Rules and Customs of Sumo Wrestling
Sumo wrestling consists of six divisions namely makuuchi, jūryō, makushita, sandanme, jonidan and jonokuchi in decreasing order of rank. This is the hierarchy of the sumo wrestlers according to their experience and fights they have won. The highest division is called makuuchi and it consists of experienced wrestlers who have fought through the ranks to make it to the top. It is the most competitive division and consists of all the champions. The grand champion in this division is called the Yokozuna. The lowest division of sumo wrestlers is jonokuchi to which all the amateur wrestlers belong. They begin with training and have to win fights to rise to the higher divisions.

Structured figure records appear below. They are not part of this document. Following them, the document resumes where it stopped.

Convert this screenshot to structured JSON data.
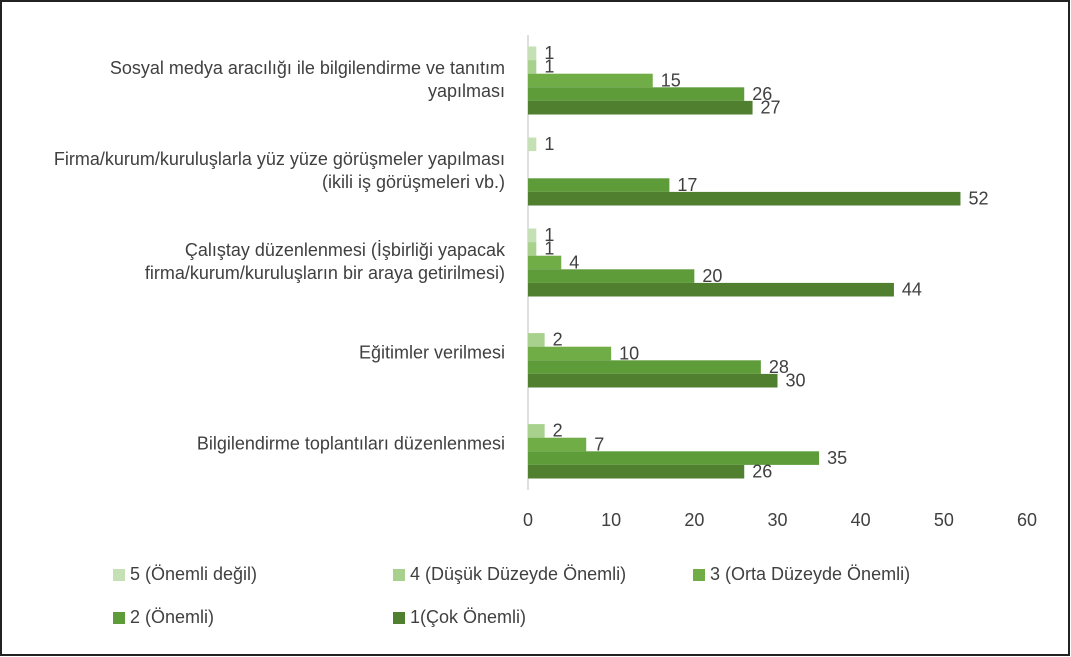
{
  "chart_data": {
    "type": "barh",
    "categories": [
      "Sosyal medya aracılığı ile bilgilendirme ve tanıtım yapılması",
      "Firma/kurum/kuruluşlarla yüz yüze görüşmeler yapılması (ikili iş görüşmeleri vb.)",
      "Çalıştay düzenlenmesi (İşbirliği yapacak firma/kurum/kuruluşların bir araya getirilmesi)",
      "Eğitimler verilmesi",
      "Bilgilendirme toplantıları düzenlenmesi"
    ],
    "series": [
      {
        "name": "5 (Önemli değil)",
        "color": "#c5e0b4",
        "values": [
          1,
          1,
          1,
          null,
          null
        ]
      },
      {
        "name": "4 (Düşük Düzeyde Önemli)",
        "color": "#a9d18e",
        "values": [
          1,
          null,
          1,
          2,
          2
        ]
      },
      {
        "name": "3 (Orta Düzeyde Önemli)",
        "color": "#70ad47",
        "values": [
          15,
          null,
          4,
          10,
          7
        ]
      },
      {
        "name": "2 (Önemli)",
        "color": "#5e9c3a",
        "values": [
          26,
          17,
          20,
          28,
          35
        ]
      },
      {
        "name": "1(Çok Önemli)",
        "color": "#4f7f2f",
        "values": [
          27,
          52,
          44,
          30,
          26
        ]
      }
    ],
    "xlim": [
      0,
      60
    ],
    "xticks": [
      0,
      10,
      20,
      30,
      40,
      50,
      60
    ],
    "grid": false
  }
}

All professional wrestlers even of higher ranks have to stay in training 'stables', where their everyday activities are closely monitored by the coach or stable master. The lower ranked wrestlers have to do all the chores and have to give preference to the higher ranked wrestlers within the stable. Professional sumo wrestling tournaments are held six times every year. High ranking competitors are usually scheduled to fight towards the end of each tournament. The rules are that two wrestlers from the same stable do not compete with each other unless they have reached a final stage of the competition. The same rule holds true even for brothers, even though they may be from different stables.

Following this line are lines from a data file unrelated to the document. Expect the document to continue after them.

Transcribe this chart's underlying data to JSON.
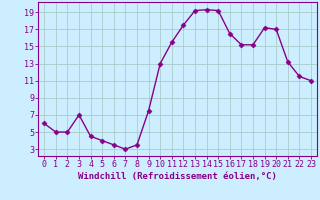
{
  "x": [
    0,
    1,
    2,
    3,
    4,
    5,
    6,
    7,
    8,
    9,
    10,
    11,
    12,
    13,
    14,
    15,
    16,
    17,
    18,
    19,
    20,
    21,
    22,
    23
  ],
  "y": [
    6,
    5,
    5,
    7,
    4.5,
    4,
    3.5,
    3,
    3.5,
    7.5,
    13,
    15.5,
    17.5,
    19.2,
    19.3,
    19.2,
    16.5,
    15.2,
    15.2,
    17.2,
    17,
    13.2,
    11.5,
    11
  ],
  "line_color": "#880088",
  "marker": "D",
  "marker_size": 2.5,
  "line_width": 1.0,
  "background_color": "#cceeff",
  "grid_color": "#aacccc",
  "xlabel": "Windchill (Refroidissement éolien,°C)",
  "xlabel_fontsize": 6.5,
  "xlabel_color": "#880088",
  "xtick_labels": [
    "0",
    "1",
    "2",
    "3",
    "4",
    "5",
    "6",
    "7",
    "8",
    "9",
    "10",
    "11",
    "12",
    "13",
    "14",
    "15",
    "16",
    "17",
    "18",
    "19",
    "20",
    "21",
    "22",
    "23"
  ],
  "ytick_labels": [
    "3",
    "5",
    "7",
    "9",
    "11",
    "13",
    "15",
    "17",
    "19"
  ],
  "ytick_values": [
    3,
    5,
    7,
    9,
    11,
    13,
    15,
    17,
    19
  ],
  "ylim": [
    2.2,
    20.2
  ],
  "xlim": [
    -0.5,
    23.5
  ],
  "tick_color": "#880088",
  "tick_fontsize": 6.0,
  "spine_color": "#880088"
}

In sumo wrestling, the wrestling ring is called the dohyō. It is a circular area, usually 4.55m in diameter, that is covered with sand. The competitors are known as rikishis and they have a fixed fighting costume that they wear which is known as mawashi. The referee is called the gyōji.
Rituals and Regulations
There are a number of customs that are followed as a rule in sumo wrestling at the start of each match. These include the ceremonial Shinto purification rituals, used to drive away evil spirits from the dohyō. In the first ritual, each wrestler claps his hands and then stomps his legs, while facing the audience. They then rinse their mouth and clean it with a piece of paper. They then take a handful of salt and put it into the ring to purify it and thus conclude the purification ritual. The opponents then enter the ring and stare each other down before charging to take on each other.
The basic rules for winning a match are:
- To force the opponent to step out of the ring.

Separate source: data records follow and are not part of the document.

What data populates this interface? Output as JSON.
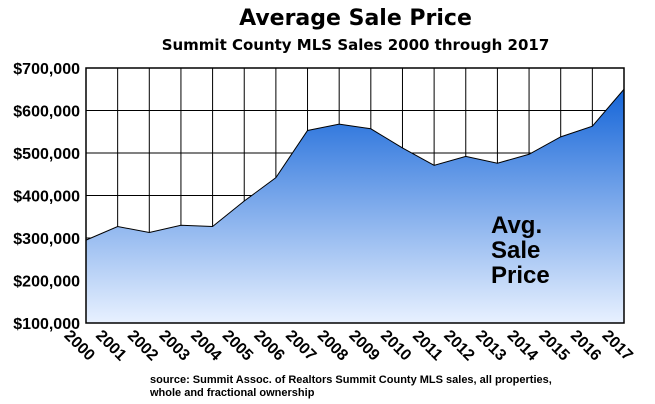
{
  "title": "Average Sale Price",
  "subtitle": "Summit County MLS Sales 2000 through 2017",
  "source_lines": [
    "source: Summit Assoc. of Realtors Summit County MLS sales, all properties,",
    "whole and fractional ownership"
  ],
  "chart_data": {
    "type": "area",
    "title": "Average Sale Price",
    "subtitle": "Summit County MLS Sales 2000 through 2017",
    "x": [
      "2000",
      "2001",
      "2002",
      "2003",
      "2004",
      "2005",
      "2006",
      "2007",
      "2008",
      "2009",
      "2010",
      "2011",
      "2012",
      "2013",
      "2014",
      "2015",
      "2016",
      "2017"
    ],
    "values": [
      295000,
      327000,
      313000,
      330000,
      327000,
      387000,
      442000,
      553000,
      568000,
      557000,
      512000,
      471000,
      492000,
      476000,
      497000,
      538000,
      563000,
      650000
    ],
    "ylim": [
      100000,
      700000
    ],
    "yticks": [
      100000,
      200000,
      300000,
      400000,
      500000,
      600000,
      700000
    ],
    "ytick_labels": [
      "$100,000",
      "$200,000",
      "$300,000",
      "$400,000",
      "$500,000",
      "$600,000",
      "$700,000"
    ],
    "annotation_lines": [
      "Avg.",
      "Sale",
      "Price"
    ],
    "grid": true,
    "colors": {
      "fill_top": "#1565d8",
      "fill_bottom": "#e8f1ff",
      "grid": "#000000"
    }
  }
}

- To force any of the opponent's body parts to touch the ground, other than the soles of his feet.
- Disqualifications may occur in the cases of use of improper technique and if the mawashi or wrestling gear comes completely undone.
- In case of absence of one of the opponents at the time of the bout, the absent wrestler can be disqualified.
Sumo wrestling matches last from a few seconds to about a minute. A heavy and bulky wrestler usually wins the matches, but a smaller wrestler could beat a bigger opponent by using cunning skill and good technique. This sport is greatly enjoyed in Japan and is considered a modern martial art in the Japanese culture. The top wrestlers are well paid and are quite famous. There are many controversies regarding sumo wrestling, including the exclusion of women from the sport, the difficult life faced by the new entrants, and the charges of match fixing against some top wrestlers. There is also a controversy on the limit of foreign wrestlers that are allowed to participate. This does not deter fans in and around Japan and even the world over from enjoying this exciting sport.